German gynecologist and obstetrician

Johann Friedrich Ahlfeld (16 October 1843 in Alsleben – 25 May 1929 in Marburg) was a German obstetrician and gynecologist.

From 1863 to 1867 he studied medicine at the universities of Greifswald and Leipzig, where he was a pupil of Carl Siegmund Franz Credé. In 1868 he received his doctorate with the dissertation-thesis Über Zerreissung der Schamfuge während der Geburt. In 1873 he obtained his habilitation for obstetrics and gynecology at the University of Leipzig, and in 1877 attained the title of associate professor.
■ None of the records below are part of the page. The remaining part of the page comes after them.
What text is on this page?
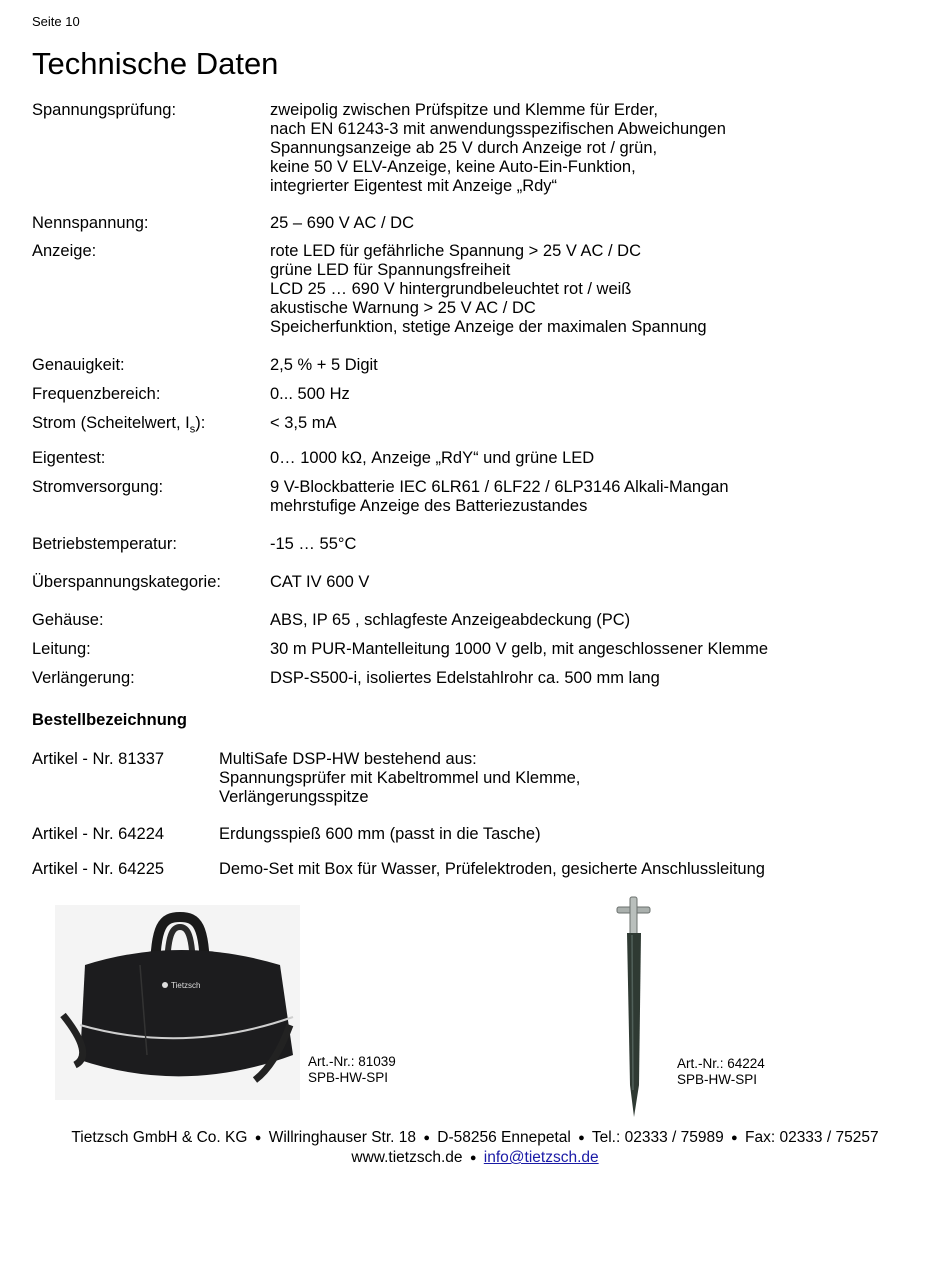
Seite 10
Technische Daten
Spannungsprüfung:	zweipolig zwischen Prüfspitze und Klemme für Erder,
nach EN 61243-3 mit anwendungsspezifischen Abweichungen
Spannungsanzeige ab 25 V durch Anzeige rot / grün,
keine 50 V ELV-Anzeige, keine Auto-Ein-Funktion,
integrierter Eigentest mit Anzeige „Rdy“
Nennspannung:	25 – 690 V AC / DC
Anzeige:	rote LED für gefährliche Spannung > 25 V AC / DC
grüne LED für Spannungsfreiheit
LCD 25 … 690 V hintergrundbeleuchtet rot / weiß
akustische Warnung > 25 V AC / DC
Speicherfunktion, stetige Anzeige der maximalen Spannung
Genauigkeit:	2,5 % + 5 Digit
Frequenzbereich:	0... 500 Hz
Strom (Scheitelwert, $I_s$):	< 3,5 mA
Eigentest:	0… 1000 kΩ, Anzeige „RdY“ und grüne LED
Stromversorgung:	9 V-Blockbatterie IEC 6LR61 / 6LF22 / 6LP3146 Alkali-Mangan
mehrstufige Anzeige des Batteriezustandes
Betriebstemperatur:	-15 … 55°C
Überspannungskategorie:	CAT IV 600 V
Gehäuse:	ABS, IP 65 , schlagfeste Anzeigeabdeckung (PC)
Leitung:	30 m PUR-Mantelleitung 1000 V gelb, mit angeschlossener Klemme
Verlängerung:	DSP-S500-i, isoliertes Edelstahlrohr ca. 500 mm lang
Bestellbezeichnung
Artikel - Nr. 81337	MultiSafe DSP-HW bestehend aus:
Spannungsprüfer mit Kabeltrommel und Klemme,
Verlängerungsspitze
Artikel - Nr. 64224	Erdungsspieß 600 mm (passt in die Tasche)
Artikel - Nr. 64225	Demo-Set mit Box für Wasser, Prüfelektroden, gesicherte Anschlussleitung
Tietzsch
Art.-Nr.: 81039
SPB-HW-SPI
Art.-Nr.: 64224
SPB-HW-SPI
Tietzsch GmbH & Co. KG ● Willringhauser Str. 18 ● D-58256 Ennepetal ● Tel.: 02333 / 75989 ● Fax: 02333 / 75257
www.tietzsch.de ● info@tietzsch.de
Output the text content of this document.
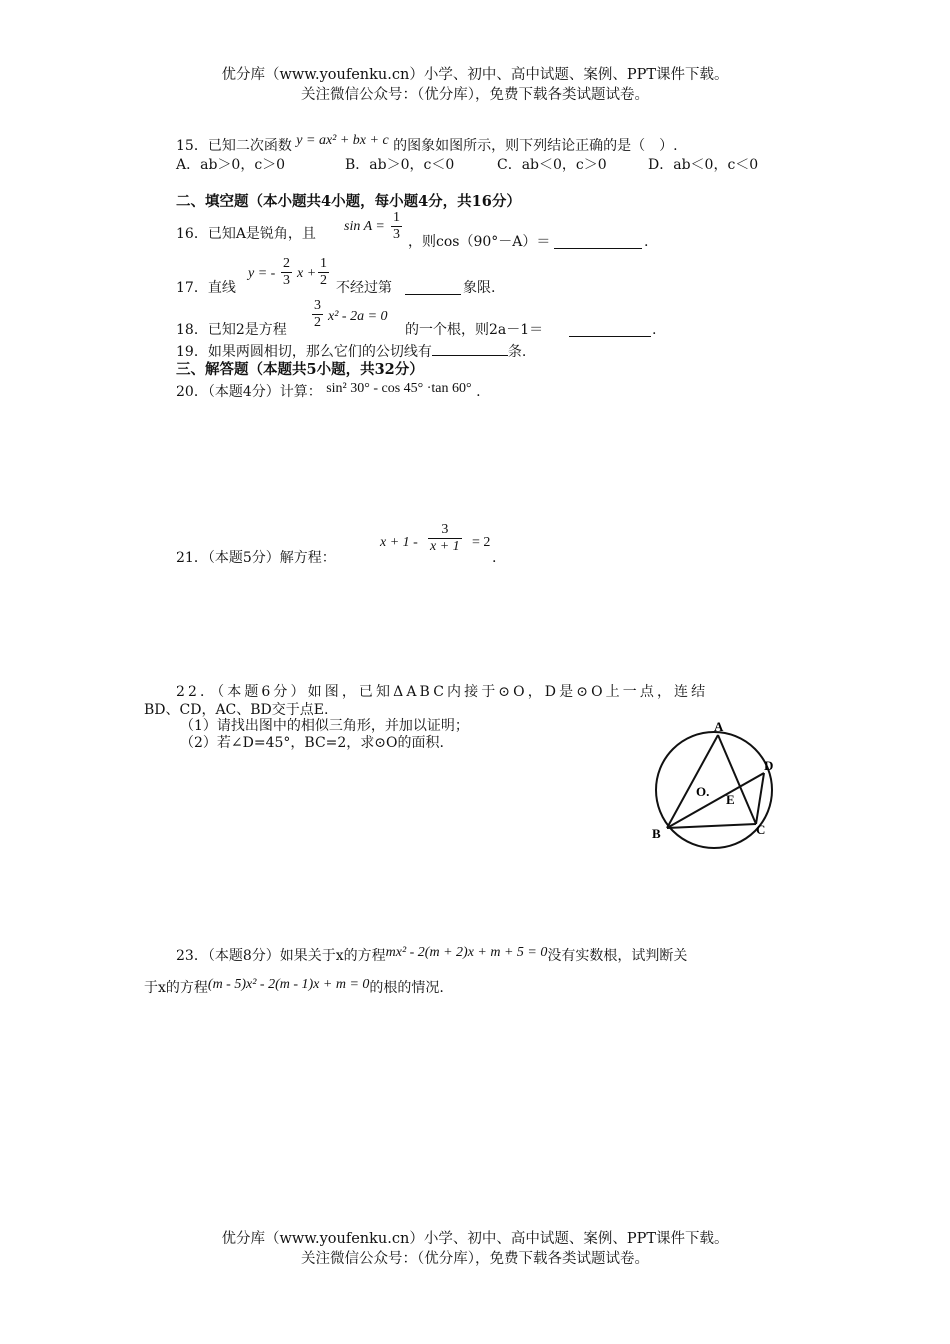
优分库（www.youfenku.cn）小学、初中、高中试题、案例、PPT课件下载。
关注微信公众号：（优分库），免费下载各类试题试卷。
15．已知二次函数 y = ax² + bx + c 的图象如图所示，则下列结论正确的是（　）.
A．ab＞0，c＞0	B．ab＞0，c＜0	C．ab＜0，c＞0	D．ab＜0，c＜0
二、填空题（本小题共4小题，每小题4分，共16分）
16．已知A是锐角，且 $\sin A = \frac{1}{3}$ ，则cos（90°－A）＝	.
17．直线
y = - $\frac{2}{3}$ $x + \frac{1}{2}$ 不经过第	象限.
18．已知2是方程 $\frac{3}{2} x^2 - 2a = 0$
的一个根，则2a－1＝	.
19．如果两圆相切，那么它们的公切线有	条.
三、解答题（本题共5小题，共32分）
20．（本题4分）计算： sin² 30° - cos 45° ·tan 60° .
21．（本题5分）解方程：
$x + 1 - \frac{3}{x + 1} = 2$
.
22．（本题6分）如图，已知ΔABC内接于⊙O，D是⊙O上一点，连结
BD、CD，AC、BD交于点E.
（1）请找出图中的相似三角形，并加以证明；
（2）若∠D=45°，BC=2，求⊙O的面积.
A
B	C
D
E
O.
23．（本题8分）如果关于x的方程mx² - 2(m + 2)x + m + 5 = 0没有实数根，试判断关
于x的方程(m - 5)x² - 2(m - 1)x + m = 0的根的情况.
优分库（www.youfenku.cn）小学、初中、高中试题、案例、PPT课件下载。
关注微信公众号：（优分库），免费下载各类试题试卷。
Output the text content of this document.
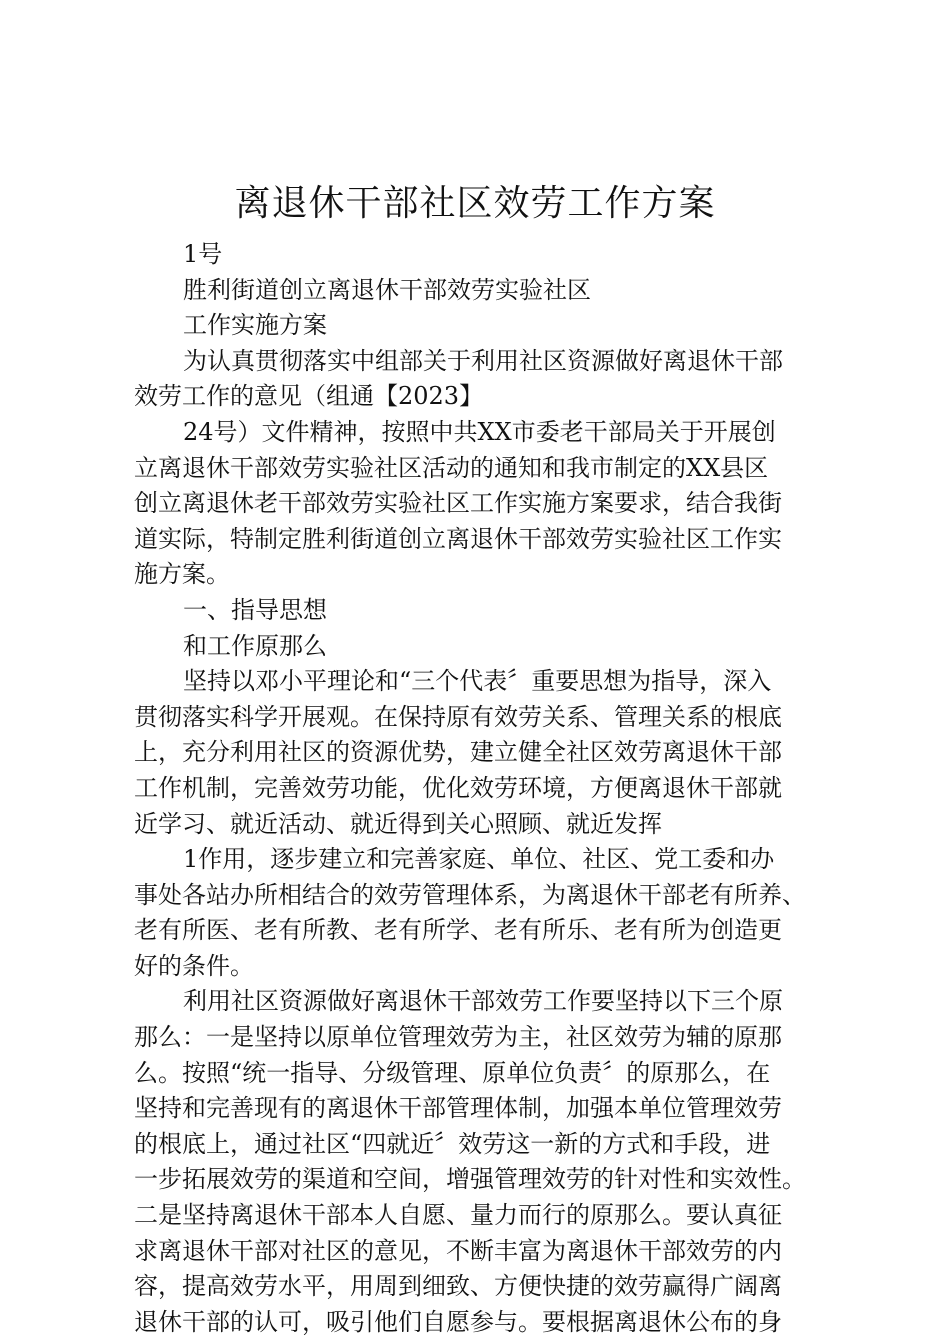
离退休干部社区效劳工作方案
1号
胜利街道创立离退休干部效劳实验社区
工作实施方案
为认真贯彻落实中组部关于利用社区资源做好离退休干部
效劳工作的意见（组通【2023】
24号）文件精神，按照中共XX市委老干部局关于开展创
立离退休干部效劳实验社区活动的通知和我市制定的XX县区
创立离退休老干部效劳实验社区工作实施方案要求，结合我街
道实际，特制定胜利街道创立离退休干部效劳实验社区工作实
施方案。
一、指导思想
和工作原那么
坚持以邓小平理论和“三个代表〞重要思想为指导，深入
贯彻落实科学开展观。在保持原有效劳关系、管理关系的根底
上，充分利用社区的资源优势，建立健全社区效劳离退休干部
工作机制，完善效劳功能，优化效劳环境，方便离退休干部就
近学习、就近活动、就近得到关心照顾、就近发挥
1作用，逐步建立和完善家庭、单位、社区、党工委和办
事处各站办所相结合的效劳管理体系，为离退休干部老有所养、
老有所医、老有所教、老有所学、老有所乐、老有所为创造更
好的条件。
利用社区资源做好离退休干部效劳工作要坚持以下三个原
那么：一是坚持以原单位管理效劳为主，社区效劳为辅的原那
么。按照“统一指导、分级管理、原单位负责〞的原那么，在
坚持和完善现有的离退休干部管理体制，加强本单位管理效劳
的根底上，通过社区“四就近〞效劳这一新的方式和手段，进
一步拓展效劳的渠道和空间，增强管理效劳的针对性和实效性。
二是坚持离退休干部本人自愿、量力而行的原那么。要认真征
求离退休干部对社区的意见，不断丰富为离退休干部效劳的内
容，提高效劳水平，用周到细致、方便快捷的效劳赢得广阔离
退休干部的认可，吸引他们自愿参与。要根据离退休公布的身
In 1881 he became a full professor at the University of Giessen, then two years later relocated to Marburg as director of the university Frauenklinik and school for midwives.

== Associated terms ==
- "Ahlfeld's method": A term formerly used for disinfection of the hands using hot water and alcohol.
- "Alfeld's sign": Irregular uterine contraction after the third month of pregnancy.

== Selected works ==
- Die Technik der Schwangerenuntersuchung, 1873 - The technique of pregnancy investigation.
- Lehrbuch der Geburtshilfe zur wissenschaftlichen und praktischen Ausbildung, (1874, 2nd edition 1898) - Textbook of obstetrics for scientific and practical training.
- Die Missbildungen des Menschen; eine systematische Darstellung der beim Menschen angeboren vorkommenden Missbildungen und Erklärung ihrer Entstehungsweise (2 parts, 1880–82) - Malformations of humans; a systematic presentation of congenital malformations occurring in humans and explanations of their mode of origin.
- Abwartende Methode oder Credéscher Handgriff, 1888 - Wait-and-see approach or Crede's maneuver.
- Die Desinfection der Hand des Geburtshelfers und Chirurgen, 1901 - Disinfection of the hands for the obstetrician and surgeon.